Just a Simple Wrench
by Ann & Jake Snyder
Proposal for Anniversary Observance
of America’s First Automobile Race
To be held each Thanksgiving Morning in Jackson Park
Few Chicagoans may be aware that the first automobile race to occur on this continent was held locally, from a site in Jackson Park, just south of the Museum of Science and Industry, to Evanston and back. This event occurred on Thanksgiving Day in 1895 and was second only to a race held in France in 1893. Herman H. Kohlsaat, publisher of the Chicago Times-Herald saw that such an event could generate interest in the automobile in this country. In June of 1895 he announced that the newspaper would sponsor a race in Chicago with $5,000 in prizes, including $2,000 for the winner. Various accounts state that between 60 and 80 entrants applied, but the race was postponed twice because few were ready. It was finally held Thanksgiving morning of that year, following an overnight snowfall of 6 to 8 inches. Even with the postponements, only 6 vehicles were able to start the race. Two of them had been imported from Germany. Only two vehicles finished the race, and the winner, J. Frank Duryea, completed the grueling 54 mile route in 7 hours and 53 minutes.
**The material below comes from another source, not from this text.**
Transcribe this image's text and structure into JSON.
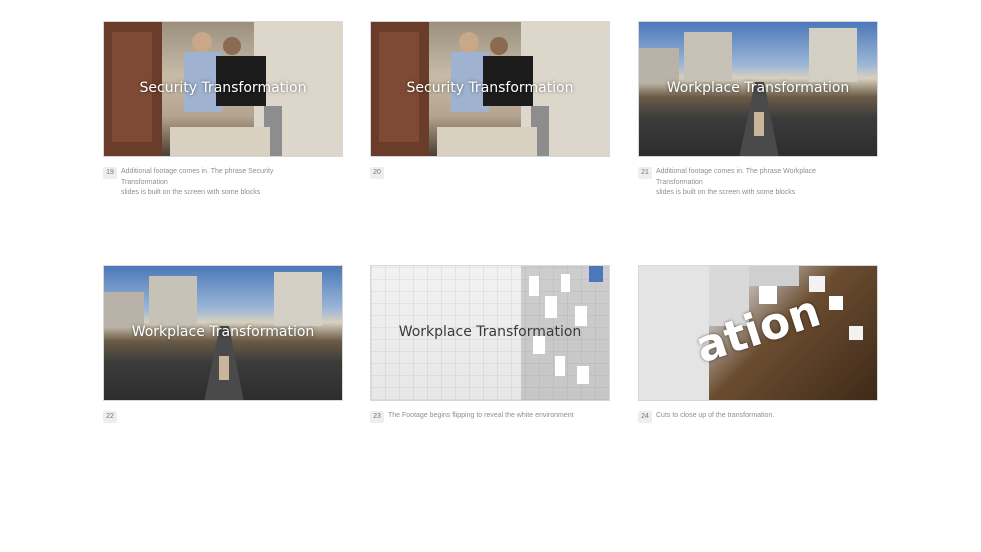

Duryea, an Illinois native, had also designed and constructed his entry, which was the only vehicle in the race that had been completely built in this country. Many credit this event with introducing the automobile to the United States by proving that these vehicles were, in fact, a match for horse-drawn carriages. One could call this the spark that ignited the American automobile industry.
On Thanksgiving Day of 1995, a centennial commemoration was held through the efforts of the American Motorsport Centennial Committee, an organization that was formed for that specific purpose. The day’s events included a retracing of the route by approximately 100 antique and vintage automobiles and the placement of a marker at the start finish line of the race, in Jackson Park where eastbound Midway Plaisance meets S. Cornell Avenue. The marker consists of a large rock bearing a metal plaque that briefly describes the 1895 race. In the years since the centennial celebration, a number of automobile enthusiasts have met informally at this centennial marker each Thanksgiving morning to observe this moment in Chicago's history. Among the first to mark the observance were members of the Chicagoland MG Club, one of the largest clubs representing that marque in this country. Also present from the start has been Bill Wildt, who features the event on his local access cable program, Motorsports Unlimited. Others who have joined the gathering include those with immaculately-prepared hotrods or classic cars and Chicagoland Toys for Tots Motorcycle Parade participants. The format of the event has simply evolved over the years. It most closely resembles a classic car concours. In the past, vehicles have been parked on the adjacent street or within the park. By groups, participants, some with their cars, assemble around the "Rock" for photographs and for the filming of interviews for Mototsports Unlimited.
Specific Aims of this Proposal
This proposal is presented with the goal of allowing enthusiasts to commemorate the Chicago Times-Herald Race of 1895 each Thanksgiving at the start/finish point in Jackson Park. Further, it is hoped that this observance will increase awareness of the Chicago Times-Herald Race as America’s first automobile race and will bring recognition to the role that it played in the introduction of the automobile to this country. Sanctioning this event and entering it on the Park District Calendar may lead to other activities related to the Race and may eventually bring local and national attention to this historical event and its place in the rich history of the City as a whole and of Jackson Park in particular.
Options for achieving these aims
The observance that has evolved since 1996, the year after the marker was placed, has taken the form of an informal concours of classic, sport, and modified automobiles and motorcycles. In the past, the displayed vehicles have parked along eastbound Midway Plaisance where it adjoins the park or within the park itself near the race start/finish marker. If there is no possibility for an exception to the prohibition of displaying cars within the park, the spirit of the event could be maintained by closing Midway Plaisance between S. Stony Island Avenue and S. Cornell Avenue, so that the vehicles could be displayed there in an orderly manner. Traffic on eastbound Midway Plaisance at that point has been extremely limited each Thanksgiving morning during the years that this gathering has taken place, and the proximity of alternative routes should assure that no problems are created by this street closure.
A key feature of the gathering has been its informality. There is no judging of vehicles, no awarding of prizes, no entry fee. It is simply an opportunity to gather and acknowledge the role that Chicago has played in motorsports and in the introduction of the automobile. However, the Chicagoland MG Club, a nonprofit organization that is registered with the State of Illinois, would be willing to participate in any efforts that the Park District considers necessary for organizing the event. We appreciate your consideration of this event and any accommodations that can be made that allow it to continue.